The use I'd expected was I was thinking I could make use of two additional benefits ssh certificates provides: validity window and principals.

For example, I was hoping I could have a sudo rule that said a principle (like "allowed_root") could become root. Then I could have a permanent sudo rule (like I mentioned above) and when someone needs sudo access during a change window, we'd sign their key giving the certificate both the principal and a validity of the change window. Thus permitting them sudo access only for the duration of their change and without any updates to /etc/sudoers.

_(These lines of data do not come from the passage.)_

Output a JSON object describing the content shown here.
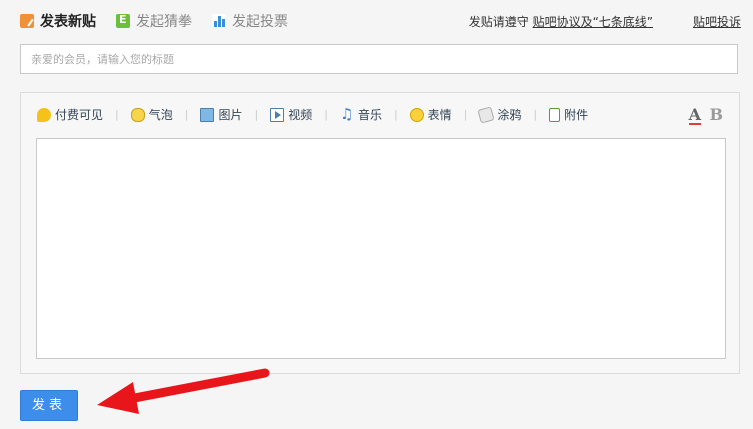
{
  "tabs": [
    {
      "label": "发表新贴",
      "icon": "post-icon",
      "active": true
    },
    {
      "label": "发起猜拳",
      "icon": "guess-icon",
      "active": false
    },
    {
      "label": "发起投票",
      "icon": "vote-icon",
      "active": false
    }
  ],
  "rules": {
    "prefix": "发贴请遵守 ",
    "agreement": "贴吧协议及“七条底线”",
    "report": "贴吧投诉"
  },
  "title_input": {
    "placeholder": "亲爱的会员，请输入您的标题",
    "value": ""
  },
  "toolbar": {
    "items": [
      {
        "label": "付费可见",
        "icon": "pay-icon"
      },
      {
        "label": "气泡",
        "icon": "bubble-icon"
      },
      {
        "label": "图片",
        "icon": "image-icon"
      },
      {
        "label": "视频",
        "icon": "video-icon"
      },
      {
        "label": "音乐",
        "icon": "music-icon"
      },
      {
        "label": "表情",
        "icon": "emoji-icon"
      },
      {
        "label": "涂鸦",
        "icon": "doodle-icon"
      },
      {
        "label": "附件",
        "icon": "attachment-icon"
      }
    ],
    "separator": "|",
    "font_color_label": "A",
    "bold_label": "B"
  },
  "submit": {
    "label": "发表"
  },
  "colors": {
    "accent": "#3d8eea",
    "arrow": "#e8161b"
  }
}
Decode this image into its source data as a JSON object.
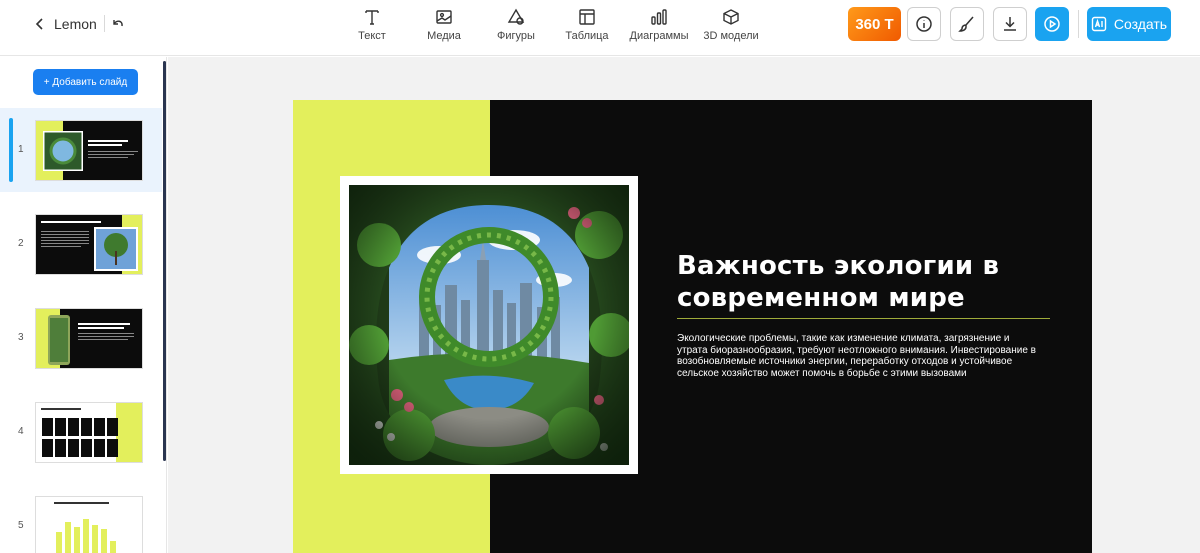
{
  "header": {
    "back_title": "Lemon",
    "tools": [
      {
        "label": "Текст",
        "icon": "text-icon"
      },
      {
        "label": "Медиа",
        "icon": "image-icon"
      },
      {
        "label": "Фигуры",
        "icon": "shapes-icon"
      },
      {
        "label": "Таблица",
        "icon": "table-icon"
      },
      {
        "label": "Диаграммы",
        "icon": "chart-icon"
      },
      {
        "label": "3D модели",
        "icon": "cube-icon"
      }
    ],
    "tokens_label": "360 T",
    "create_label": "Создать",
    "accent_color": "#1aa3f0",
    "tokens_color": "#f57a0a"
  },
  "sidebar": {
    "add_slide_label": "+ Добавить слайд",
    "slides": [
      {
        "number": "1",
        "title": "Важность экологии в современном мире"
      },
      {
        "number": "2",
        "title": "Экологические проблемы современности"
      },
      {
        "number": "3",
        "title": "Влияние человеческой деятельности на окружающую среду"
      },
      {
        "number": "4",
        "title": "Загрязнение воздуха"
      },
      {
        "number": "5",
        "title": "Вопросы экологии – что нас ждет?"
      }
    ]
  },
  "slide": {
    "title": "Важность экологии в современном мире",
    "body": "Экологические проблемы, такие как изменение климата, загрязнение и утрата биоразнообразия, требуют неотложного внимания. Инвестирование в возобновляемые источники энергии, переработку отходов и устойчивое сельское хозяйство может помочь в борьбе с этими вызовами",
    "lime_color": "#e3ef5c",
    "background_color": "#0c0c0c"
  }
}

If that's not the expected use case, if a user is already granted access to a host, what additional benefit do I get from using pam-ussh to authorise sudo permissions?

[apologies for taking so long to reply, I forgot to turn on notifications for the thread]

[pmoody-]

For example, I was hoping I could have a sudo rule that said a principle (like "allowed_root") could become root.

it's been a while since i've used pam-ussh in production, but I would suggest implementing this with a sudoers rule of

%allowed_root ALL=(ALL:ALL) ALL

and then putting your user(s) in the allowed_root group.

the confusion might arise from an assumption that pam-ussh reads /etc/ssh/sshd_config and parses things like authorized principals files. it doesn't

Given what you've said, I'll turn my question around: what "value add" does pam-ussh provide over users and groups? If I have a user I'm already granting access to the host and sudo abilities (via either their username or group), what benefit do I get from using pam-ussh?

sshd only checks certificate validity when a user authenticates to a host. if you're expiring ssh user certificates (and if you're using certificates for user authentication, you are making them expire right?), it's quite possible that you will have users running on hosts long after their authentication credentials expired. pam-ussh allowed me to ensure that anyone trying to run a privileged command had recently authenticated.